Eduard Andrei Duta Costache
University of Gothenburg
AI driven optimization of Life Cycle Assessment of micro and nanorobotic platforms
Supervisor: Prof. Giovanni Volpe
Personal Introduction
Edu’s academic background is in Computer Science, with a specialization in artificial intelligence, high-performance optimization, and physics-informed machine learning. He holds a BSc in Computer Engineering and an MSc in Artificial Intelligence from the University of Alicante, as well as an MSc in Machine Learning and Data Mining from Jean Monnet University. During his studies, he collaborated as a research assistant at the Department of Computer Science and Technology of the University of Alicante, where he developed high-performance metaheuristic algorithms for industrial material waste minimization (also known as the nesting problem). This work resulted in multiple peer-reviewed publications.

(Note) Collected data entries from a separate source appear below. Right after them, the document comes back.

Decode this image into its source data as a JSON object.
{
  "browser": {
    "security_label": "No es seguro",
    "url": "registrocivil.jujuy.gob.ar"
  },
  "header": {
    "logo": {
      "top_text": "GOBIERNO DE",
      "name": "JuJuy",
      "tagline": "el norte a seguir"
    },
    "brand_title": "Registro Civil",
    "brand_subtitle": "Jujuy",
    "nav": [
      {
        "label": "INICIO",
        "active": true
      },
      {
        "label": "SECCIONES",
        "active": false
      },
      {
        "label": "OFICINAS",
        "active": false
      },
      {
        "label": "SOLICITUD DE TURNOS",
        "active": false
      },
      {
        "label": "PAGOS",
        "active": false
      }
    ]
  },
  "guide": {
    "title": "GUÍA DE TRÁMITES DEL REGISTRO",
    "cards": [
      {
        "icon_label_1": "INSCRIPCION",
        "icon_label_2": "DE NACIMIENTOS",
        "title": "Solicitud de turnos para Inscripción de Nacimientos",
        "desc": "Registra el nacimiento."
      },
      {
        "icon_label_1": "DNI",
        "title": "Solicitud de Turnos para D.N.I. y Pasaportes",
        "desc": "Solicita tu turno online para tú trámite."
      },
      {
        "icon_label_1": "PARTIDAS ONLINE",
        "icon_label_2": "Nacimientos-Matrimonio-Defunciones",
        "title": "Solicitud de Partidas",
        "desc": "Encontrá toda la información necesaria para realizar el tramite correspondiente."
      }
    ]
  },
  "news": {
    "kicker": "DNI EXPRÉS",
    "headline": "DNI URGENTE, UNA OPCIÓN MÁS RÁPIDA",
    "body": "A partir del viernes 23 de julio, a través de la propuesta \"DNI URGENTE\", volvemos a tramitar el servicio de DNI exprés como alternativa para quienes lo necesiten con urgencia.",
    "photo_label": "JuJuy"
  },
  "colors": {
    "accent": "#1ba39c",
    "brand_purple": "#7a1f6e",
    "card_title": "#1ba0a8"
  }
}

His technical skills include Python, PyTorch, C++, CUDA, and HPC tools. Within the GREENS project, He will develop deep learning models to improve Life Cycle Assessment workflows, supporting decision making in material selection, manufacturing processes, and environmental impact evaluation. My goal is to contribute to sustainable micro and nanorobotic technologies.
Project Introduction
Performance of a comprehensive Life Cycle Assessment (LCA) involving the conduct in-depth LCA, incorporating the 5R principles (Reduce, Recycle, Rethink, Repair, Reuse) from design to disposal and continuous design optimization for sustainability by rethinking and continuously optimize the design of nano/microrobots to enhance sustainability and reduce hazardous substance generation. In that regard, we aim towards an holistic sustainability assessment of developed materials and technologies, with social and costing assessment aspects integrated with environmental LCA for selected applications.